While Western windstorms have always deposited dust on mountains, some recent research suggests that the trend is worsening, likely due to a continuing drought but also to land use in the West that is exposing more bare soil to the wind. -Wall Street Journal, January 7, 2014

This is the grass that grows wherever the land is and the water is,   This is the common air that bathes the globe.  –Walt Whitman, from Song of Myself.

Rapid climate change and potential catastrophic impacts are of major concern as they may severely challenge the ability of societies to respond and adapt due to environmental, economic, cultural and geopolitical constrains. [1]

Human activities and population growth accelerate the oscillations of climate patterns.

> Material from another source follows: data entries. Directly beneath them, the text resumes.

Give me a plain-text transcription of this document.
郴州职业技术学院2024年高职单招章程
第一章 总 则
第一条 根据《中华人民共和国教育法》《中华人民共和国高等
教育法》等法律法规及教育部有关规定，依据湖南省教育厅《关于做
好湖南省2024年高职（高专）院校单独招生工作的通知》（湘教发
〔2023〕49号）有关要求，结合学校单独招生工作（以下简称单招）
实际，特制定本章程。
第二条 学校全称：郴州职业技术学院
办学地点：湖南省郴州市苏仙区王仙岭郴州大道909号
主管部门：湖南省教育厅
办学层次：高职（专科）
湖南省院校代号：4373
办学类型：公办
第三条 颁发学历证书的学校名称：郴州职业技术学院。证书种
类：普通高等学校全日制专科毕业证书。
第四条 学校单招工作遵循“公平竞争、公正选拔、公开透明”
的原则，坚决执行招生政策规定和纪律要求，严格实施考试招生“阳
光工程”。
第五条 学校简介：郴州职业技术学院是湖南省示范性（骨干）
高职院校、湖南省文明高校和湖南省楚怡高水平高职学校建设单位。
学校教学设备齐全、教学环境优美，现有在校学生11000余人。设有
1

One result: increasing airborne dust from soil exposure and desiccation of the earth’s surface.  Three billion tons of dust release into the atmosphere every year - with complex effects.

Dilemma of dust.  In a few millennia (sooner?) a few hardy observers and explorers will probe through sedimented layers of dust at the base of boulders and rims.  Luckily they will discover petroglyphs preserved though most of humankind will have disappeared along with many plants and animals from the desert west as we know it.  Some rock art will live on - a faint glimmer of trust in an unforeseeable future.

Flip side of dust.  Dust offers one key to unraveling the past of rock art production. Cycles of airborne dust result in differential deposition. Layered markers worthy of study.  Findings help understand how changing climate shapes cultural sequences as peoples come and go, determined in great part by availability of the essential:  Water.

In the Kimberley region of northwest Australia, a 1500-year mega-drought beginning about 5000 years BP coincided with the boundary between “the fine featured anthropomorphic figures of the Gwion Gwion or Bradshaw paintings, and broad stroke Wandjina figures.”  The dates were arrived at in part by studying the chemistry of airborne dusts deposited in the sediments of a mound spring. [1]

In the arid western US, Varnish Microlamination (VLM) studies, refined over many years by Ronald Dorn and Tanzhuo Liu, have enabled more fine-grained dating for rock art researchers, David Whitley in particular. Rock varnish is a rock coating we usually refer to as patina.  Airborne dust in the form of fine clay minerals comprises the bulk of the sediments that form rock varnish on exposed rock. Notably, Manganese and Iron contribute staining and color - less so during arid times. Hence, discernible lamellae.  Whitley has integrated these studies with his extensive research in the Mojave Desert. The result is an important recent paper, far ranging, and provocative. I find Whitley convincing when he says, “The most conservative interpretation indicates that petroglyph production began in the western Great Basin at least 11,100 years ago and that it continued into the last 300 years.”  [2]

NOTES. Happily, both articles are open access:
[1]  McGowan, Hamish, et al. 2012. Evidence of ENSO mega‐drought triggered collapse of prehistory Aboriginal society in northwest Australia Geophysical Research Letters 39, no. 22. ENSO?  El NiƱo-Southern Oscillation. 

[2]  David S.Whitley. 2013. Rock Art Dating and the Peopling of the Americas.  Journal of Archaeology, Volume 2013, Article ID 713159, 15 pages.

An article that doesn't mention rock art – or dust – nonetheless a fascinating complement to the topic (PDF): Possible impacts of early-11th-, middle-12th-, and late-13th-century droughts on western Native Americans and the Mississippian Cahokians.  2007.  Notably, Senior author Larry Benson also led the team which recently established an early Holocene age of the Winnemucca Lake petroglyphs.